Thorne's attention snaps back to her, golden eyes flaring brighter. "Both. Neither." His shoulders rise and fall with aheavy breath. "I was born to the Moon Court's elite, but my shapeshifting manifested early—violently. My parents locked me away until I could control it." Bitterness edges his words. "Seven years in isolation, with only the beast for company."
The raw pain in his voice reaches something in Lyra—a recognition of loneliness she understands too well. "That's why you became a guardian?"
"To prove I could protect rather than destroy." He nods once, sharply. "Kael offered me purpose. Riven taught me shadow-walking to escape when the beast grew too strong. Ashen..." A ghost of a smile touches his lips. "Ashen simply accepted both sides of me as equally valid."
Lyra takes another step forward, but her foot catches on an exposed root. She stumbles, pitching forward with a small cry of surprise. Before she can fall, Thorne is there, moving faster than should be possible, one hand catching her elbow, the other steadying her waist.
His touch is unexpectedly gentle, at odds with the barely contained wildness in his eyes. His skin burns hot against hers, fever-warm and vibrating with leashed energy. For a moment, they stand frozen in this almost-embrace, his golden eyes searching her face with an intensity that makes her breath catch.
"Thank you," she murmurs.
Thorne doesn't immediately release her, as if he's forgotten the social cues that govern such interactions. When he does step back, it's with visible reluctance, his fingers trailing along her arm in a touch so light it might be accidental.
"We should return to the Court," he says, voice rougher than before. "The forest grows more dangerous as night approaches."

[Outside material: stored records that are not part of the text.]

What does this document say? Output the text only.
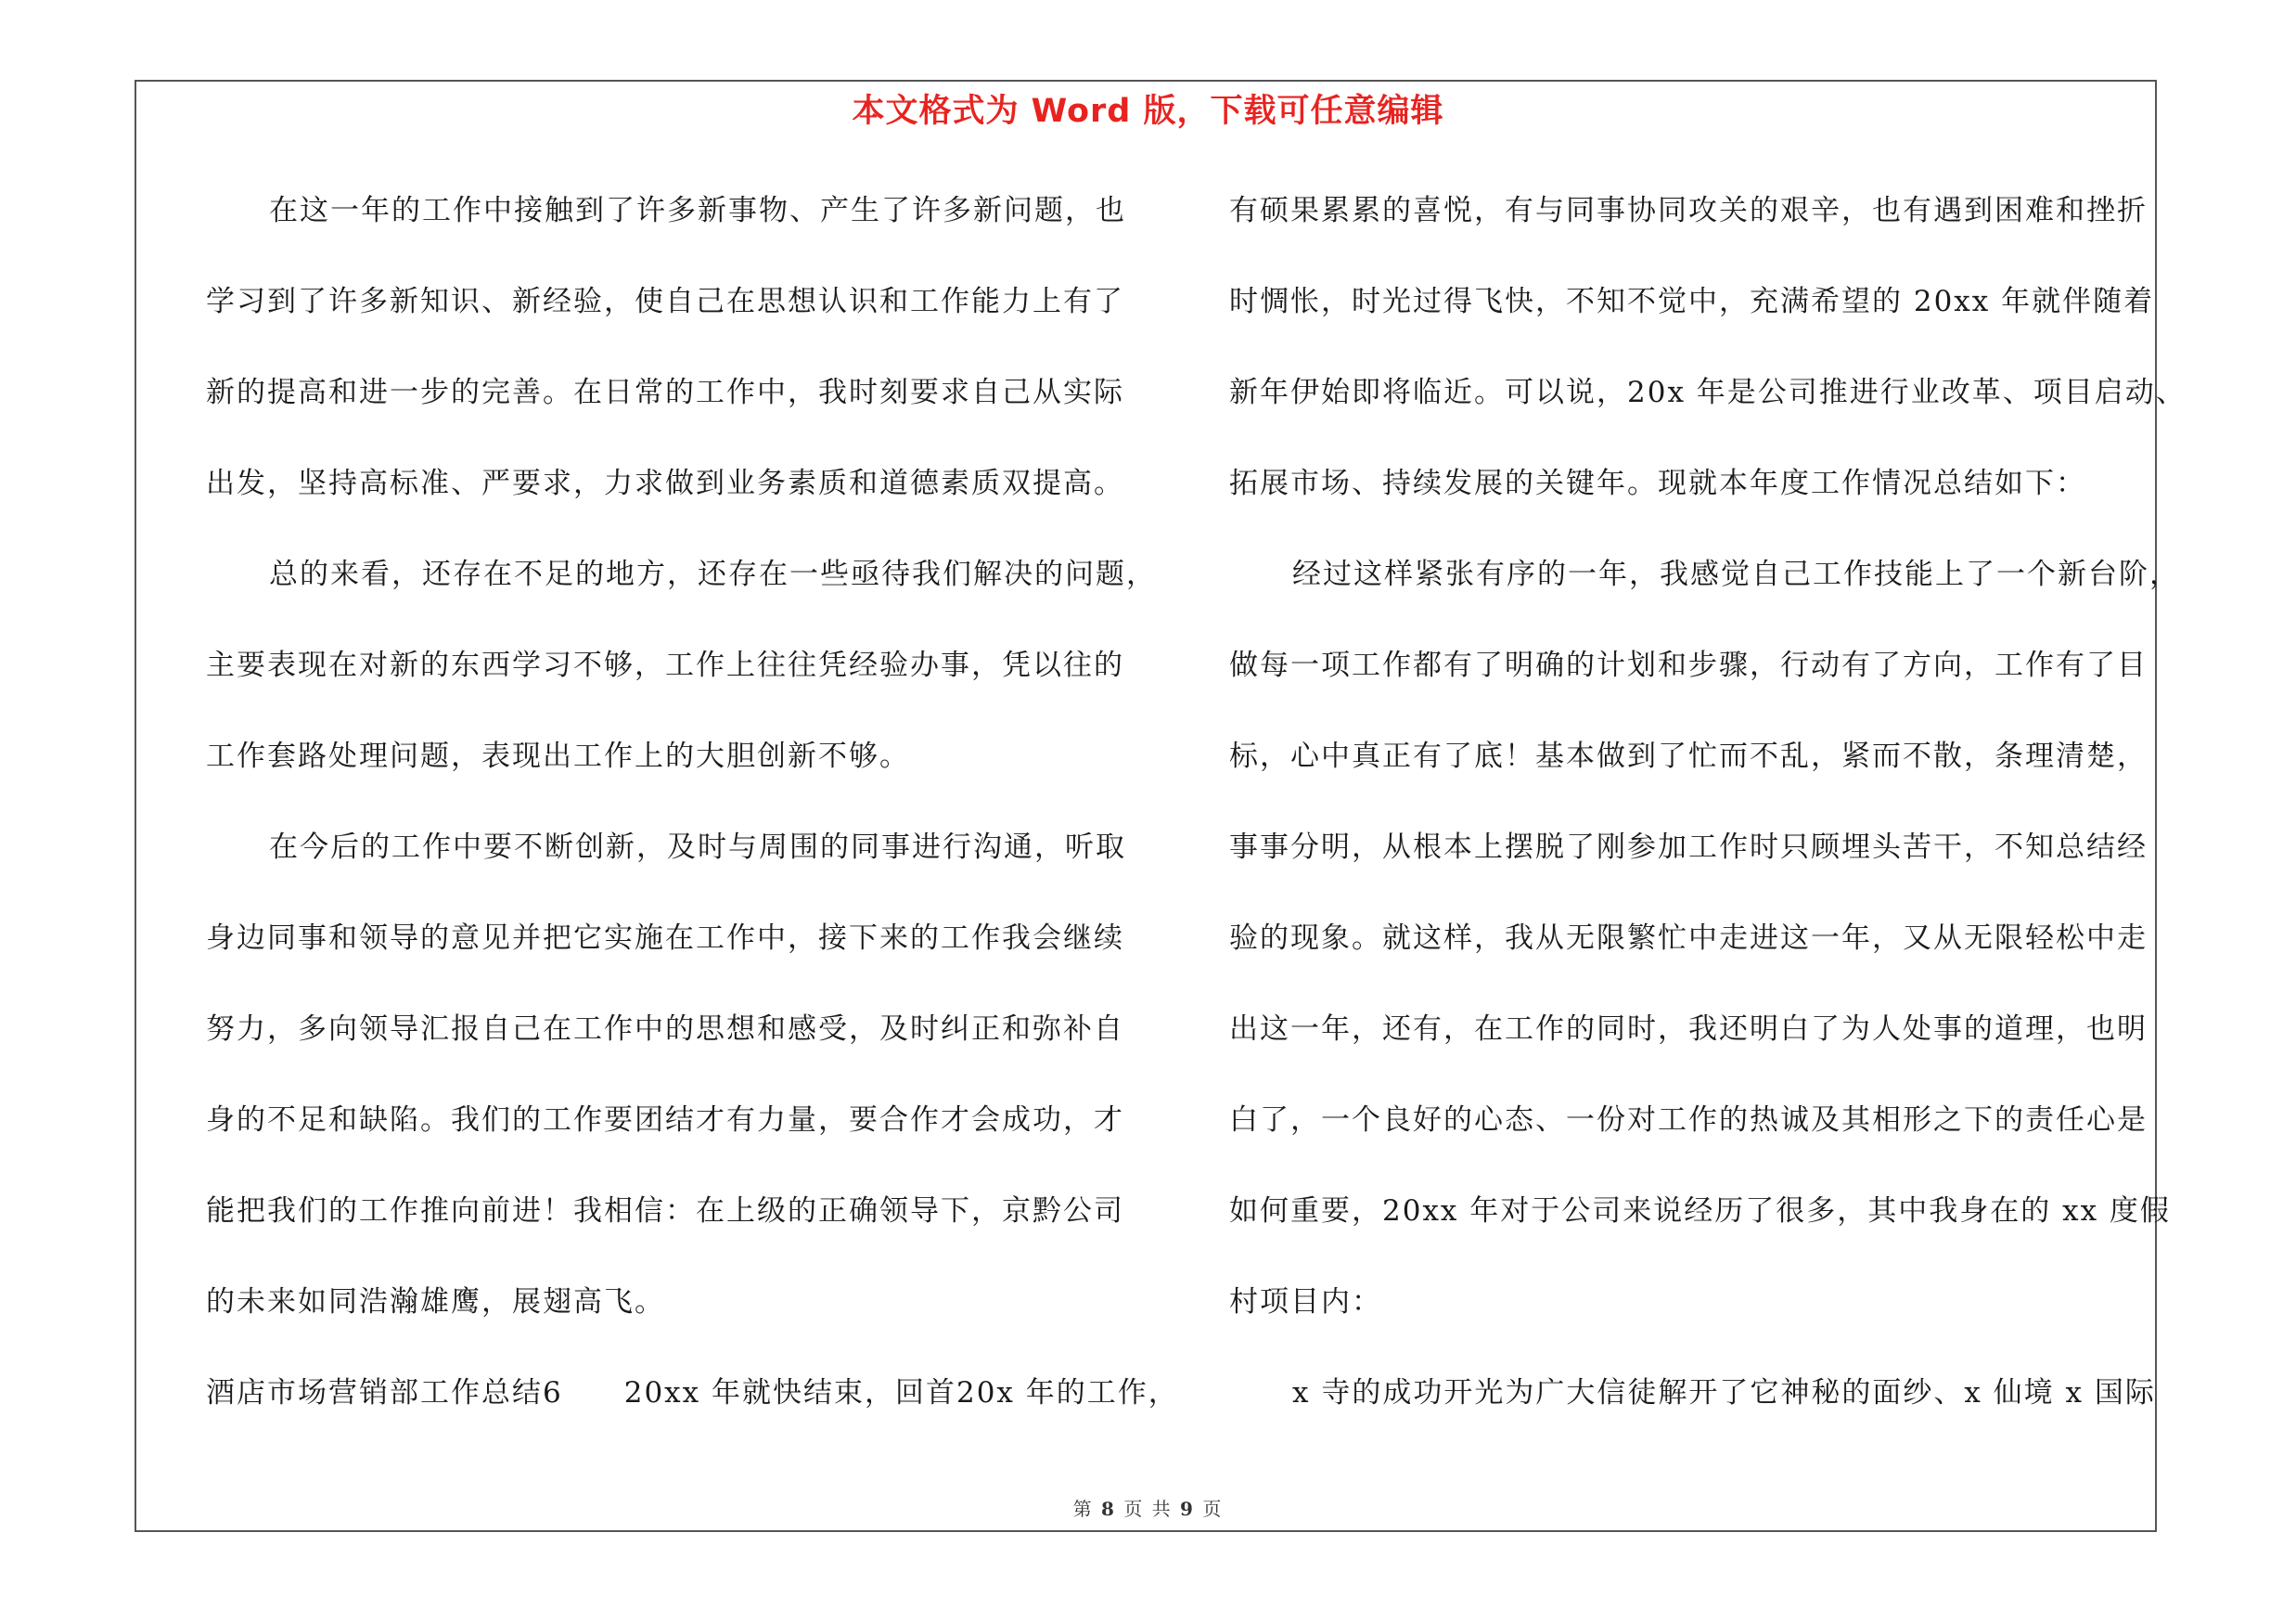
本文格式为 Word 版，下载可任意编辑
在这一年的工作中接触到了许多新事物、产生了许多新问题，也
学习到了许多新知识、新经验，使自己在思想认识和工作能力上有了
新的提高和进一步的完善。在日常的工作中，我时刻要求自己从实际
出发，坚持高标准、严要求，力求做到业务素质和道德素质双提高。
总的来看，还存在不足的地方，还存在一些亟待我们解决的问题，
主要表现在对新的东西学习不够，工作上往往凭经验办事，凭以往的
工作套路处理问题，表现出工作上的大胆创新不够。
在今后的工作中要不断创新，及时与周围的同事进行沟通，听取
身边同事和领导的意见并把它实施在工作中，接下来的工作我会继续
努力，多向领导汇报自己在工作中的思想和感受，及时纠正和弥补自
身的不足和缺陷。我们的工作要团结才有力量，要合作才会成功，才
能把我们的工作推向前进！我相信：在上级的正确领导下，京黔公司
的未来如同浩瀚雄鹰，展翅高飞。
酒店市场营销部工作总结6　　20xx 年就快结束，回首20x 年的工作，
有硕果累累的喜悦，有与同事协同攻关的艰辛，也有遇到困难和挫折
时惆怅，时光过得飞快，不知不觉中，充满希望的 20xx 年就伴随着
新年伊始即将临近。可以说，20x 年是公司推进行业改革、项目启动、
拓展市场、持续发展的关键年。现就本年度工作情况总结如下：
经过这样紧张有序的一年，我感觉自己工作技能上了一个新台阶，
做每一项工作都有了明确的计划和步骤，行动有了方向，工作有了目
标，心中真正有了底！基本做到了忙而不乱，紧而不散，条理清楚，
事事分明，从根本上摆脱了刚参加工作时只顾埋头苦干，不知总结经
验的现象。就这样，我从无限繁忙中走进这一年，又从无限轻松中走
出这一年，还有，在工作的同时，我还明白了为人处事的道理，也明
白了，一个良好的心态、一份对工作的热诚及其相形之下的责任心是
如何重要，20xx 年对于公司来说经历了很多，其中我身在的 xx 度假
村项目内：
x 寺的成功开光为广大信徒解开了它神秘的面纱、x 仙境 x 国际
第 8 页 共 9 页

Around them, the silver trees seem to lean inward, their trunks bending slightly toward Thorne as if drawn by his presence. The movement is subtle but unmistakable—a forest acknowledging one of its own. The strangled vinesoverhead sway in patterns that echo his breathing, and the phosphorescent moss brightens where his shadow falls.
"They know you," Lyra observes, watching the forest's response with wonder replacing fear.

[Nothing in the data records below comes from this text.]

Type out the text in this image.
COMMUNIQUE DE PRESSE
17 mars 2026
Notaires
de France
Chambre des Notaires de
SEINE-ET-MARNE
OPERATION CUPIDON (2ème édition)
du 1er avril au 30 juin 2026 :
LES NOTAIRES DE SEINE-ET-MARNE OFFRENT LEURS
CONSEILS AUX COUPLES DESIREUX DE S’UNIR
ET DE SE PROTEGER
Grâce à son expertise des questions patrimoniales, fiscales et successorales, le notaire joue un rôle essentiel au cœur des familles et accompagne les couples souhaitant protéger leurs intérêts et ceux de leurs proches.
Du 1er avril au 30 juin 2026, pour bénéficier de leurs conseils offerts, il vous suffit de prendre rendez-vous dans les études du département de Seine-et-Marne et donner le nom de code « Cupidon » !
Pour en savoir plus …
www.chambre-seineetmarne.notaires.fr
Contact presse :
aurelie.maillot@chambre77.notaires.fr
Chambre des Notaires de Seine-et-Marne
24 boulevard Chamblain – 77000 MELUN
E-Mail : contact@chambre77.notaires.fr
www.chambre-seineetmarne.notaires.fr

"They fear me," Thorne corrects, a flash of white teeth suggesting something not quite human lurks behind his careful façade. "The beast speaks their language. It understands their hunger."
The mark between Lyra's shoulder blades pulses suddenly, a surge of warmth that spreads outward in concentric waves. It beats in perfect rhythm with something larger, deeper—the forest's own strange heartbeat, slow and ancient and patient. Thorne's eyes widen as he notices the synchronicity, his head tilting in that animal gesture of curiosity.

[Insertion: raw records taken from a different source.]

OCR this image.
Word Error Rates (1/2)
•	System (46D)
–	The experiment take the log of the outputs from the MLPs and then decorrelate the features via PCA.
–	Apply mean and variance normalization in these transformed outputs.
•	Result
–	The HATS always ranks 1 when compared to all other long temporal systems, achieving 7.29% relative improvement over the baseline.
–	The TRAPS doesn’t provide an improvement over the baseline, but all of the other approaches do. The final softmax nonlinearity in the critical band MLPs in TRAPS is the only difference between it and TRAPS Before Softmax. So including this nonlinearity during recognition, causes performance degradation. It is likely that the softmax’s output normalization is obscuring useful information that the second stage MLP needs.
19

"Your blood is waking to the land," he says softly. "The forest recognizes you now, not just as food, but as kin."
Lyra presses a hand against her back, feeling the heat of the mark through her clothing. "Is that good or bad?"
"Both," Thorne answers, echoing their first conversation in Lythven. "The forest will protect what it considers its own, but it will also expect more from you than from others." He extends a hand, not quite touching her but indicating she should follow. "Stay close. The path back is treacherous."
As they begin to walk, the fog retreats before them, creating a corridor of visibility that wasn't there before. The silver trees straighten, their trunks shifting to widen the path, branches lifting to allow more light through the canopy. Thorne moves with predatory grace, each step placed with perfect certainty despite the uneven ground.
"The others worry about you," he says after several minutes of silence. "Kael especially."
Something tightens in Lyra's chest at the mention of the warrior's name. "Kael worries about his duty, not about me."
Thorne glances back, golden eyes knowing. "Is that what you believe?" He doesn't wait for an answer, continuing forward through the slowly separating mist. "We've all waited three centuries for your return, Lyra Ashwind. But none of us have borne the weight of failure as heavily as Kael."